Quatre ans après son bref passage dans la saison 12 de Top Chef, à même pas 30 ans, Jarvis Scott a ouvert son propre restaurant, en octobre 2024, dans le centre de Trouville (Calvados). Turbulent, un nom qui sonne comme un avertissement. Ou plutôt, nous dit le chef, que l'on interviewe par téléphone, « comme un clin d'œil à mes appréciations et bulletins scolaires qui ont fait transpirer mes parents ! »
Tatouages, bijoux, santiags... L’ex-collaborateur de Matthias Marc chez Liquide, taverne moderne située dans le quartier des Halles (Paris), a des faux-airs de Johnny Depp. Mais cache une patte sensible, brossant ici une cuisine d’auteur affranchie des carcans. Formé à l'Arpège, chez Alain Passard, où il a appris le travail du légume, mais aussi au Galopin, le bistrot de Romain Tischenko, un temps chef de partie à Barcelone chez Albert Adrià (aux manettes de l'étoilé Enigma), ce « Parisien pur jus , né et grandi dans la capitale » ne regrette pas une seconde d'avoir jeté l'ancre dans la bourgade normande.
Le long du port et dans les petites rues labyrinthiques, les brasseries se suivent et se ressemblent, proposant fruits de mer et burgers. Lui ose une patte créative et audacieuse qui réveille la voisine de Deauville. À deux pas de l'agitation touristique, le trublion a pris racine dans les murs d'une ancienne crêperie. Trente-cinq couverts en tout, deux étages, deux ambiances : au rez-de-chaussée, une salle avec cuisine ouverte, quelques tables et un comptoir pour manger face au chef. Et au premier, une grande table d'hôtes, réunissant jusqu’à une vingtaine de convives.

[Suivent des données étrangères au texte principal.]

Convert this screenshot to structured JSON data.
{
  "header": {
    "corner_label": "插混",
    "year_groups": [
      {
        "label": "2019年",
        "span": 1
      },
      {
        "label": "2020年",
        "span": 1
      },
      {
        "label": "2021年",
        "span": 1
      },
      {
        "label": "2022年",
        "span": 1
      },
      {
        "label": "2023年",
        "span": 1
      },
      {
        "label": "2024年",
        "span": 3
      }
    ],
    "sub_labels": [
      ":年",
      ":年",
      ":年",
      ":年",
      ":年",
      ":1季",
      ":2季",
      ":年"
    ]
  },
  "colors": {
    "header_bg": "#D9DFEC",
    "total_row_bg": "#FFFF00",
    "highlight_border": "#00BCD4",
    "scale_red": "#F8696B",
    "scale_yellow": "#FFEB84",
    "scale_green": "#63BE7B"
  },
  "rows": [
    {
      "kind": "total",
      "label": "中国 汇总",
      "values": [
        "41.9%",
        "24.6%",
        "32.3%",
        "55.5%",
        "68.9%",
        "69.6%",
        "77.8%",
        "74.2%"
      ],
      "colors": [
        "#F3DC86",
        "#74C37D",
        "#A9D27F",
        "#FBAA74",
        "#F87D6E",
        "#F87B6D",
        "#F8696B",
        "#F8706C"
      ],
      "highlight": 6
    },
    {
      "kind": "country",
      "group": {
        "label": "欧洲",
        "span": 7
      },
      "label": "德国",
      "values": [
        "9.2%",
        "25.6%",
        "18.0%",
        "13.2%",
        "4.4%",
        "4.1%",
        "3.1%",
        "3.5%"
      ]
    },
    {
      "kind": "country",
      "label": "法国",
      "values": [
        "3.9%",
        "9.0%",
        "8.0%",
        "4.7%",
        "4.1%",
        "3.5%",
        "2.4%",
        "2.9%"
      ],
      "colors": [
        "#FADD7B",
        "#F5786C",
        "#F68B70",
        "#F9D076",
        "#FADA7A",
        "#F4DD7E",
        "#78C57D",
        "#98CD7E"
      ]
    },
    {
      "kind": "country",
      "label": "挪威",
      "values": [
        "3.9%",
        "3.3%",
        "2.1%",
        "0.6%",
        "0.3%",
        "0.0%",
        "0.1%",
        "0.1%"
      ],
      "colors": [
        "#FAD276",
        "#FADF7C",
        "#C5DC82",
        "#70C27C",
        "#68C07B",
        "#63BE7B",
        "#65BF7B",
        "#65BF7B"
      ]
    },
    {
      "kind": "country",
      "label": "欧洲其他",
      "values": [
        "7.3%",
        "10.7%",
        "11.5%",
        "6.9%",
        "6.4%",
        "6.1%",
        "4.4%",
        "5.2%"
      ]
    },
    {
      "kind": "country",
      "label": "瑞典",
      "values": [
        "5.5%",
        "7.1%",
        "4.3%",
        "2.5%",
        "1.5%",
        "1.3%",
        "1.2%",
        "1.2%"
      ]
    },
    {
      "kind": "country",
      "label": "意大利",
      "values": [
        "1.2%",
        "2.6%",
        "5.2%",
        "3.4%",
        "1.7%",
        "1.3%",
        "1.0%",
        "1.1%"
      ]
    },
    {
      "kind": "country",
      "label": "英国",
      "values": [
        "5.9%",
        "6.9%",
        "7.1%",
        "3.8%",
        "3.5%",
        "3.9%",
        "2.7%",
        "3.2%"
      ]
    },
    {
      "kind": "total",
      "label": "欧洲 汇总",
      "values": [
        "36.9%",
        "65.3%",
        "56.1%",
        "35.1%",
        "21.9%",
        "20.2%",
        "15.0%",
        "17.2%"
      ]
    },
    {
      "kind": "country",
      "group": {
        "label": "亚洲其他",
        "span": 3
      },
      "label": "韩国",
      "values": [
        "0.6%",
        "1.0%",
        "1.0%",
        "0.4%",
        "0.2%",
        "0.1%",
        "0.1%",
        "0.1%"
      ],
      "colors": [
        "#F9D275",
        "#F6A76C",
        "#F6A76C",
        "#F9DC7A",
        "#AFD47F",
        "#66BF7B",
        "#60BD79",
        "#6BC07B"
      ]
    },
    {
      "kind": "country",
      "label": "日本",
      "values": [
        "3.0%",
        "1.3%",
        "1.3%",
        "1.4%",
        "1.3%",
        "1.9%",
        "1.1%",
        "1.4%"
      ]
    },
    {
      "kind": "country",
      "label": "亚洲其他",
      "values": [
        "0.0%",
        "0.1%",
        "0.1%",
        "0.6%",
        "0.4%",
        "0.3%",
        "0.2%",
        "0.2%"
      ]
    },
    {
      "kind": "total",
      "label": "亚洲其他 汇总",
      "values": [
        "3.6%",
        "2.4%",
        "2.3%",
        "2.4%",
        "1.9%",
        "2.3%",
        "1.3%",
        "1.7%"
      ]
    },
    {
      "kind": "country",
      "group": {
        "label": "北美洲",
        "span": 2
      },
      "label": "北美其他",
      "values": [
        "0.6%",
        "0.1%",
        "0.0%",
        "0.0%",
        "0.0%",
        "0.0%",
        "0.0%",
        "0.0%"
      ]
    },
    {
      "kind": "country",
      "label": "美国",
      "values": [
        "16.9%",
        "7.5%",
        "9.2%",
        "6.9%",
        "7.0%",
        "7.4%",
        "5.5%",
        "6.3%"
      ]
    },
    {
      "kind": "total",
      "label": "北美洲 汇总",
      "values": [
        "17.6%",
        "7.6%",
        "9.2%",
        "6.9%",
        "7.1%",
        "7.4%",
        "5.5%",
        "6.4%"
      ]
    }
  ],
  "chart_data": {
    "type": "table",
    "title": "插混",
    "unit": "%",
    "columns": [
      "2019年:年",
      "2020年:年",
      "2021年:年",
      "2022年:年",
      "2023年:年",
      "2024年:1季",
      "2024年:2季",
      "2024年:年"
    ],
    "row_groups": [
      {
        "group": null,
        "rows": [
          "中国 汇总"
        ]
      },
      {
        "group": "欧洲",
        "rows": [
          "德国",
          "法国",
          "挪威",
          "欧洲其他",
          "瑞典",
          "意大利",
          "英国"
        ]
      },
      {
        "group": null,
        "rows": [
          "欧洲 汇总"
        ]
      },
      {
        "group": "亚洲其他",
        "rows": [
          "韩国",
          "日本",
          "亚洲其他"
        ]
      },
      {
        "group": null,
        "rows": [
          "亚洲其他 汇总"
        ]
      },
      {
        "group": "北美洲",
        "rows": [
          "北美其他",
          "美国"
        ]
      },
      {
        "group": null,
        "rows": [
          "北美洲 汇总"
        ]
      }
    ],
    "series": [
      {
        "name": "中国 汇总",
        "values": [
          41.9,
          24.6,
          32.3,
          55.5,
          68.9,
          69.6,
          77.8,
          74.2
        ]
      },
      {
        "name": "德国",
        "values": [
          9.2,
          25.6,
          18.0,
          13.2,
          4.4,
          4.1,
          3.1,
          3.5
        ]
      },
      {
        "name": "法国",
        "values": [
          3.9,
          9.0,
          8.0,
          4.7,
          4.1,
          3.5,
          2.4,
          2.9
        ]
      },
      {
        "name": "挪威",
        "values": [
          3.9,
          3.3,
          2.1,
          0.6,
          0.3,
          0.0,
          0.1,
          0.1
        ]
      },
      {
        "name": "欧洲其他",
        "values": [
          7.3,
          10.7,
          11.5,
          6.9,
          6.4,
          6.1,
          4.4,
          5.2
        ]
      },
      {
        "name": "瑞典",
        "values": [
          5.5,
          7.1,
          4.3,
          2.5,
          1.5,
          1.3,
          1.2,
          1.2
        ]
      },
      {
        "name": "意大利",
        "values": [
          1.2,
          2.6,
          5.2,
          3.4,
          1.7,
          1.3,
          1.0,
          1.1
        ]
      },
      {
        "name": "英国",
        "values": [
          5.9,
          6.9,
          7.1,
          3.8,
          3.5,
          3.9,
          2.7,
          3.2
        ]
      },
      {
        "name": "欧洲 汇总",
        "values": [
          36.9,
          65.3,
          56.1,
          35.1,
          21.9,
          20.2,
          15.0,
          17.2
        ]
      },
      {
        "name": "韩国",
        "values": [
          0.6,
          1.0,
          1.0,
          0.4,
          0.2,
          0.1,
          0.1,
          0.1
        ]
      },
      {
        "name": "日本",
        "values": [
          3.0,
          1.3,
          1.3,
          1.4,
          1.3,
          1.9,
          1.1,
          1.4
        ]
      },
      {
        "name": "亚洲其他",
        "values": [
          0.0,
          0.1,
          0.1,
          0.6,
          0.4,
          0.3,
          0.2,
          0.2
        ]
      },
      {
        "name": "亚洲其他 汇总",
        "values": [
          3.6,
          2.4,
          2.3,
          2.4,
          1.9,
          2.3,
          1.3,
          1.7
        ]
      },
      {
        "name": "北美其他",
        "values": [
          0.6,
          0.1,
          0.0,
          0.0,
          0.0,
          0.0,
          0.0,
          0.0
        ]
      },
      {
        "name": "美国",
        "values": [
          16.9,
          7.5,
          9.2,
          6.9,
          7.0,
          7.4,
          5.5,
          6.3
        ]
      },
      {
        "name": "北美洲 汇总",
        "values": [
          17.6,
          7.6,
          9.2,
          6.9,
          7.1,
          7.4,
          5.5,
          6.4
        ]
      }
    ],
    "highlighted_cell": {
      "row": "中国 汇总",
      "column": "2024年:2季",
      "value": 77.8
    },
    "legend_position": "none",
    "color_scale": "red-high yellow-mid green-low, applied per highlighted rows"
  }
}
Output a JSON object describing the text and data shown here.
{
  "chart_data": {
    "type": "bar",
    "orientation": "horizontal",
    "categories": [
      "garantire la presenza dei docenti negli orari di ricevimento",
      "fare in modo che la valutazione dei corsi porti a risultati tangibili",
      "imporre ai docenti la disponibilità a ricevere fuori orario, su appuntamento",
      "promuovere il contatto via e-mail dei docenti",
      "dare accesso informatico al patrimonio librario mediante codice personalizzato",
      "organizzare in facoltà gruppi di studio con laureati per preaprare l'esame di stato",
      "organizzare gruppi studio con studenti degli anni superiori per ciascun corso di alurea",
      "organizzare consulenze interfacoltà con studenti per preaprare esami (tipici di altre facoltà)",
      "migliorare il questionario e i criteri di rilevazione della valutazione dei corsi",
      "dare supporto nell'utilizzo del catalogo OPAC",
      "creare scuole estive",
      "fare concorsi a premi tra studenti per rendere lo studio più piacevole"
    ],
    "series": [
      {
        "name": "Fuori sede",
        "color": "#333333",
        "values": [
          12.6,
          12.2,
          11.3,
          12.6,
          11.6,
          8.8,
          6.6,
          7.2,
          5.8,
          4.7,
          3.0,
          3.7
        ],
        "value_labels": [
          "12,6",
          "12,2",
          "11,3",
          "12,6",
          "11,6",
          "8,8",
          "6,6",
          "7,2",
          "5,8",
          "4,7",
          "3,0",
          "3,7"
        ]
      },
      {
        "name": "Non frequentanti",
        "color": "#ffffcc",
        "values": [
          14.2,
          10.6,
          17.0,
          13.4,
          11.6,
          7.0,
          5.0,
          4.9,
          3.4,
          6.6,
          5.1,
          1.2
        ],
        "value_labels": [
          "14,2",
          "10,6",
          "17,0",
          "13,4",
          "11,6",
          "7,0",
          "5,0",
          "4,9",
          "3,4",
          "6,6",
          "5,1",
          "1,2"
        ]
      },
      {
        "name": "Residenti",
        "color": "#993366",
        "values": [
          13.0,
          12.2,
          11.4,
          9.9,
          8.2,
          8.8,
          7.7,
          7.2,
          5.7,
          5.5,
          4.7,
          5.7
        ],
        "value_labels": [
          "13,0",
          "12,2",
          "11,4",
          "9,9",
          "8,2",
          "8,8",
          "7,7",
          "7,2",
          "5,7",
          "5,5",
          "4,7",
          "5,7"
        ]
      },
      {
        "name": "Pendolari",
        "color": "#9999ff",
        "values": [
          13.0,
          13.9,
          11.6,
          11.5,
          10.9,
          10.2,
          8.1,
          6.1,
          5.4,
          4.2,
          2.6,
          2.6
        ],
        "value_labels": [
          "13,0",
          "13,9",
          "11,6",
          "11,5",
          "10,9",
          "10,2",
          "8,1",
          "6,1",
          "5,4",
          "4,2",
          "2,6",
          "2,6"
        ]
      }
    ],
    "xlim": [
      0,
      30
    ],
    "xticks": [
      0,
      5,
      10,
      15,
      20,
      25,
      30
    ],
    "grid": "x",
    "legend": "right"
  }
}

Quel est le plat le plus emblématique de votre cuisine ?
Ma carte change toutes les semaines, mais j'ai un plat signature, qui me suit depuis le temps où je travaillais chez Liquide, à Paris : des grenouilles sauce merguez, condiment roquette, paprika fumé.

Quelle est la fourchette de prix à laquelle les clients peuvent s'attendre ?
Je fonctionne à la carte, midi et soir. Le client s'en sort pour une cinquantaine d'euros, avec un verre de vin – on a une prédominance de vins nature ou en biodynamie, en tous cas vinifiés de façon peu interventionniste, mais aussi quelques références de domaines qui vinifient de façon traditionnelle. A Trouville-sur-Mer, on n'est pas à Paris, et c'est important de prendre en compte tous les goûts.

Quel est le meilleur moment pour venir manger chez vous ?
Il y a deux jours que j’affectionne particulièrement dans la semaine : le jeudi, car on a les locaux et les Parisiens qui se mélangent. Et le dimanche soir : on remplit le restaurant, les clients prennent le temps, boivent du vin... Dans la tête des gens, Turbulent est plus un resto du soir. Je suis en train de réfléchir à un menu midi à 25 € avec deux options au choix pour chaque plat.

Quelle est l'idée à l'origine du restaurant ?
À l’origine, j'en avais marre de Paris ! Je suis donc allé à Honfleur travailler chez un ami. Sur place, j'ai vu qu'il n'y avait pas d’offre ici, contrairement à Deauville, alors qu'il y a une grosse clientèle de Parisiens.

Comment décririez-vous votre approche des produits et de la cuisine ?
Je crois pouvoir dire que je fais une cuisine d’instinct, du moment. J'essaie de travailler avec des produits frais de saison – c'est indispensable –, en circuit court, même si en Normandie c'est parfois compliqué. Ici, c'est beaucoup de pêche au chalut, et les meilleurs poissons partent très souvent à la capitale. Idem avec les maraîchers qui envoient le gros de leur production à Paris comme ce n'est pas loin.

Comment avez-vous conçu un menu qui soit à la fois intéressant et d'un bon rapport qualité-prix ?
Il faut acheter les produits au bon prix, de saison car ils sont alors forcément moins chers alors, et essayer de travailler le plus possible le produit entier. Comme là : j'ai acheté un bœuf waygu normand entier à l'éleveur Nicolas Ploux, près de Rouen.
Comment faites-vous pour maintenir votre niveau d'exigence face à l'augmentation du coût des ingrédients ?
Vous savez, l'augmentation du coût des ingrédients, moi je ne l’ai pas réellement vécue. J'ai l’impression que beaucoup de gens se plaignent de ça, mais que cela concerne plus la grande distribution. A part le beurre et la crème, la viande et le poisson n’ont pas beaucoup augmenté.